Caucus leaders sign Chapultepec Declaration, express their commitment to improve new access to public information law

Miami, 22 May 2007 - This afternoon, on 22 May 2007, leaders from all the parties' caucuses in Nicaragua's National Assembly signed the Chapultepec Declaration during the Legislative Conference on Press Freedom in Nicaragua, in which national political leaders, representatives of social organizations, journalists, lawyers and authorities from IAPA participated. The occasion was the first public dialogue among caucus leaders after the 16 May approval of the Access to Public Information Law (Ley de Acceso a la Información Pública).

The event, organised by IAPA, began with a presentation by Armando Gonzales, of Costa Rica's "La Nación", on Central American experiences regarding press freedom legislation. This was followed by a lively debate about the little-known dangers to the press, between Jaime Chamorro of "La Prensa", Sofía Montenegro of the Centre for Communications Research (Centro de Investigaciones para la Comunicación), consultant Arturo Wallace, and national assembly representatives Martha Marina Gonzales of the Frente Sandinista para la Liberación Nacional (FSLN) and Francisco Aguirre Sacasa of the Partido Liberal Constitutionalista (PLC) party.

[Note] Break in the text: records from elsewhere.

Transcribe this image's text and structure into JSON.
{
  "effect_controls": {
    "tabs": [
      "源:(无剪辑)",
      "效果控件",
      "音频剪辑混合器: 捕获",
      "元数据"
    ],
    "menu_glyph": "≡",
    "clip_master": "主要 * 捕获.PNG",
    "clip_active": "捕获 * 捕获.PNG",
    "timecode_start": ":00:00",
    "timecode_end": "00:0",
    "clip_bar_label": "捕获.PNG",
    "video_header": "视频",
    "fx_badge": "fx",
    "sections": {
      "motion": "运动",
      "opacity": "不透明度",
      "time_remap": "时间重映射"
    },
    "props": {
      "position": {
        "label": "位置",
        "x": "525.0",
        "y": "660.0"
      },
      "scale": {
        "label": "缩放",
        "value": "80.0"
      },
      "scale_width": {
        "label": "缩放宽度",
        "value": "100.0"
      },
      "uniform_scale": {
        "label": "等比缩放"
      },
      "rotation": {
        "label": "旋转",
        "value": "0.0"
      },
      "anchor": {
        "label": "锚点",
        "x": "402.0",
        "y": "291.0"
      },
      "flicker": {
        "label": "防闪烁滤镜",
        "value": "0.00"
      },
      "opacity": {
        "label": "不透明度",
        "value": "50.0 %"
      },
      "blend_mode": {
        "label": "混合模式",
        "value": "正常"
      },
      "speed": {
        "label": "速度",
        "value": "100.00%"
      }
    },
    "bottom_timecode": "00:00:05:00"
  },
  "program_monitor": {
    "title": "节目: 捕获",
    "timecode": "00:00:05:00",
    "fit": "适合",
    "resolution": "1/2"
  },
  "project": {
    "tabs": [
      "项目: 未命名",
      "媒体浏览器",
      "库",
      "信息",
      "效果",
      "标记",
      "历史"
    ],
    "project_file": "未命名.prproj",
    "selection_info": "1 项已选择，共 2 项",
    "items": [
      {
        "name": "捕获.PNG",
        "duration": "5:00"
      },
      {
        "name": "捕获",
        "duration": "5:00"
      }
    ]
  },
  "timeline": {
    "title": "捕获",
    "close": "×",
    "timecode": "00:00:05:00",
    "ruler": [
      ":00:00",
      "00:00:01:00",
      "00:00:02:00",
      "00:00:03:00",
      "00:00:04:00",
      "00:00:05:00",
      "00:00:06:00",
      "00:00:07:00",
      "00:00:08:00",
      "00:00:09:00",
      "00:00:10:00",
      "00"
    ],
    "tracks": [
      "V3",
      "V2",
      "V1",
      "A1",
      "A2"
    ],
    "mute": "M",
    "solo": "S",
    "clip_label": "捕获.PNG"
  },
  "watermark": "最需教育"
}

The participants exchanged opposing view on different factors undermining free expression in Nicaragua, the role played by journalists and media outlets in democratic societies, and various incidents and actions that, according to some, are endangering press freedom in the country's current context.

Two panel discussions were then held, one on the access to information law and the elements fundamental for the consolidation of freedom of expression, and a second on decriminalization of insult. The majority of the participants in the second supported an examination of Article 46 of the recently-approved access to information law and the elimination of criminal code articles that still stipulate that insult and calumny are crimes.

In the afternoon, a debate was held between National Assembly representatives Edwin Castro (FSLN), Alejandro Bolaños (PC), Víctor Hugo Tinoco (MRS), Pedro Joaquín Chamorro (ALN) and José Pallais (PLC) on the challenges involved in the implementation of the new access to information law. The gathering was without precedent in terms of its political diversity. They indicated their willingness to seek legislative mechanisms to facilitate the prompt interpretation of the legislation and its translation into concrete regulations, with the aim of providing citizens the most thorough understanding possible of how to exercise this fundamental right. The representatives also expressed support for decriminalization of insult and other offences currently still considered crimes - that is to say, punishable by incarceration - under the country's criminal code.

González recognized that the new law is a positive step. However, although it is very broad in terms of the subjects on which it guarantees access to information to, it is at the same time very broad in its restrictions, he warned. As well, he argued that the law is incompatible with decisions by the Inter-American Court of Human Rights, specifically Advisory Opinion OC-5/85, which indicates that terms such as "objectivity" and "veracity" in legislation by their very nature restrict freedom of expression.

The event closed with the above-mentioned National Assembly representatives of all of the caucuses signed the 10 principles of the Chapultepec Declaration, which set the standards for freedom of expression in the Americas and have been signed by 52 heads of state, including the current Nicaraguan president, Daniel Ortega Saavedra.